Conformal Link Prediction with False Discovery Rate Control

TL;DR

This paper introduces a novel conformal link prediction method that controls the false discovery rate in network analysis, effectively handling complex dependencies and unknown missing data patterns with theoretical guarantees.

Contribution

The paper presents a distribution-free conformal link prediction approach with a new multi-splitting and e-value aggregation scheme for FDR control in complex networks.

Findings

Method achieves valid FDR control under unknown missing mechanisms.

Applicable to various network types without assumptions on missing rates.
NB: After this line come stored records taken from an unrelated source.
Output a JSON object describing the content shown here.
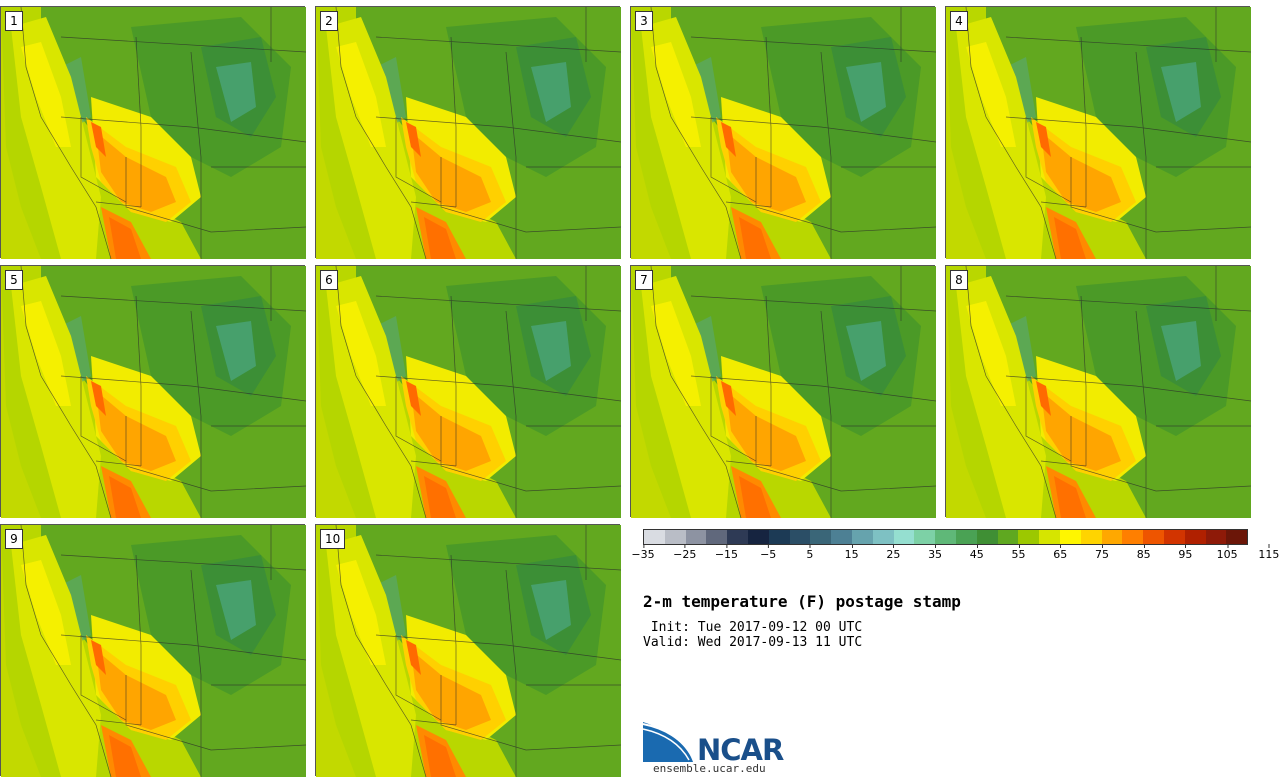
{
  "panels": [
    "1",
    "2",
    "3",
    "4",
    "5",
    "6",
    "7",
    "8",
    "9",
    "10"
  ],
  "colorbar": {
    "colors": [
      "#d9dce2",
      "#b9bdc6",
      "#8d93a2",
      "#60687c",
      "#2e3a55",
      "#162440",
      "#1c3a55",
      "#2b4e66",
      "#3a6678",
      "#4d8094",
      "#66a3ad",
      "#7ec1c3",
      "#95dfd0",
      "#7dd1a6",
      "#5fb878",
      "#4aa254",
      "#3f8f34",
      "#5fa820",
      "#9cc800",
      "#d6e500",
      "#fff600",
      "#ffd400",
      "#ffa800",
      "#ff7f00",
      "#ee5500",
      "#d23400",
      "#b02000",
      "#8e1a08",
      "#6b1608"
    ],
    "tick_labels": [
      "−35",
      "−25",
      "−15",
      "−5",
      "5",
      "15",
      "25",
      "35",
      "45",
      "55",
      "65",
      "75",
      "85",
      "95",
      "105",
      "115"
    ]
  },
  "title": "2-m temperature (F) postage stamp",
  "init_line": " Init: Tue 2017-09-12 00 UTC",
  "valid_line": "Valid: Wed 2017-09-13 11 UTC",
  "logo": {
    "text": "NCAR",
    "url": "ensemble.ucar.edu"
  }
}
Demonstrates robustness and effectiveness through simulations and real data.

Abstract

We propose a new method for predicting multiple missing links in partially observed networks while controlling the false discovery rate (FDR), a largely unresolved challenge in network analysis. The main difficulty lies in handling complex dependencies and unknown, heterogeneous missing patterns. We introduce conformal link prediction ({\tt clp}), a distribution-free procedure grounded in the exchangeability structure of weighted graphon models. Our approach constructs conformal p-values via a novel multi-splitting strategy that restores exchangeability within local test sets, thereby ensuring valid row-wise FDR control, even under unknown missing mechanisms. To achieve FDR control across all missing links, we further develop a new aggregation scheme based on e-values, which accommodates arbitrary dependence across network predictions. Our method requires no assumptions on the missing rates, applies to weighted, unweighted, undirected, and bipartite networks, and enjoys finite-sample theoretical guarantees. Extensive simulations and real-world data study confirm the effectiveness and robustness of the proposed approach.